In China, Apple Doesn’t Rule. Samsung Does

By Xavier Bremner

Apple (AAPL) has enjoyed an incredible run over the last week. First, it shattered the all-time market capitalization record of about $616.3 billion held by Microsoft (MSFT). (As of August 27, Apple was valued at $621.7 billion.) Then came Apple’s $1 billion patent victory over Samsung that may result in a U.S. sales ban on a variety of the South Korean giant’s smartphones.

However, in another important arena it is Samsung that enjoys the upper hand. China’s smartphone market is experiencing blistering growth rates and is set to overtake the U.S. as the world’s largest later in the year.

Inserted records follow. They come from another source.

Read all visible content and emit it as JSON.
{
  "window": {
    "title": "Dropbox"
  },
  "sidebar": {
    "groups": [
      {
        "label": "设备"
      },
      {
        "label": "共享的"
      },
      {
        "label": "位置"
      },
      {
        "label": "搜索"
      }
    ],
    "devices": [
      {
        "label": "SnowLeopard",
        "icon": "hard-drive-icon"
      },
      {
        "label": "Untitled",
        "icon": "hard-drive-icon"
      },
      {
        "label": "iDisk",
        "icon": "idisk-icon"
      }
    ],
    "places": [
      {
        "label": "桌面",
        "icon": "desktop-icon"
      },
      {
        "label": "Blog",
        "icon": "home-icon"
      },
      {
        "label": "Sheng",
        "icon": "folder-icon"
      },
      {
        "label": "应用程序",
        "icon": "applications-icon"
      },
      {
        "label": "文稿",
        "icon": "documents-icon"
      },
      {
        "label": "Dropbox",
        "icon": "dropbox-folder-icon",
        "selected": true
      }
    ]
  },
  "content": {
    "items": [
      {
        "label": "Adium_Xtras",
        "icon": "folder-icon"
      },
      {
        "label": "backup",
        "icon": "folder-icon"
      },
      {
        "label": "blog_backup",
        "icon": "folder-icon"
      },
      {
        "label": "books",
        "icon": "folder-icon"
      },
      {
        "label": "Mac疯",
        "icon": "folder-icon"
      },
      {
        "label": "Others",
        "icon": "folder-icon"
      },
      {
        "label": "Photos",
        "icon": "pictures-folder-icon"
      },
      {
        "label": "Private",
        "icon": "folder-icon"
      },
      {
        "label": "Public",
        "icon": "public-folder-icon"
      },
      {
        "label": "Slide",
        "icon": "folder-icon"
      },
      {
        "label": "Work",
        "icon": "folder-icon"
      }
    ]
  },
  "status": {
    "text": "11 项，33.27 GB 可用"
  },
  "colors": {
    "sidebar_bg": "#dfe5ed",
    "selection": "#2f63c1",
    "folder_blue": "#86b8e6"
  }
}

Samsung and a host of Chinese manufacturers like Lenovo now dominate the market with their smartphone products. Apple? It didn’t even crack the top five players in terms of market share during the first half of 2012, according to data compiled by HIS iSuppli Research. Samsung led the pack with a 20.8%.


Make no mistake: Apple is wildly popular in China. But its iPhones can cost close to $800, out of the reach of most Chinese families. “The sweet spot of affordability in China is 800-1,500 yuan ($130-$240),” Michael Clendenin, managing director of Shanghai-based consultancy RedTech Advisors, told Reuters.

Reuters also reported data from research firm IDC estimates that shows that smartphones costing less than $200 made up 40 percent of the Chinese market. Devices costing $700 and more accounted for 11 percent of the market, according to Reuters.

Bottom line: the Apple and Samsung rivalry in the smartphone and tablets is a multi-faceted one and prosecuted around the globe. A court victory in the U.S. isn’t going to change that reality.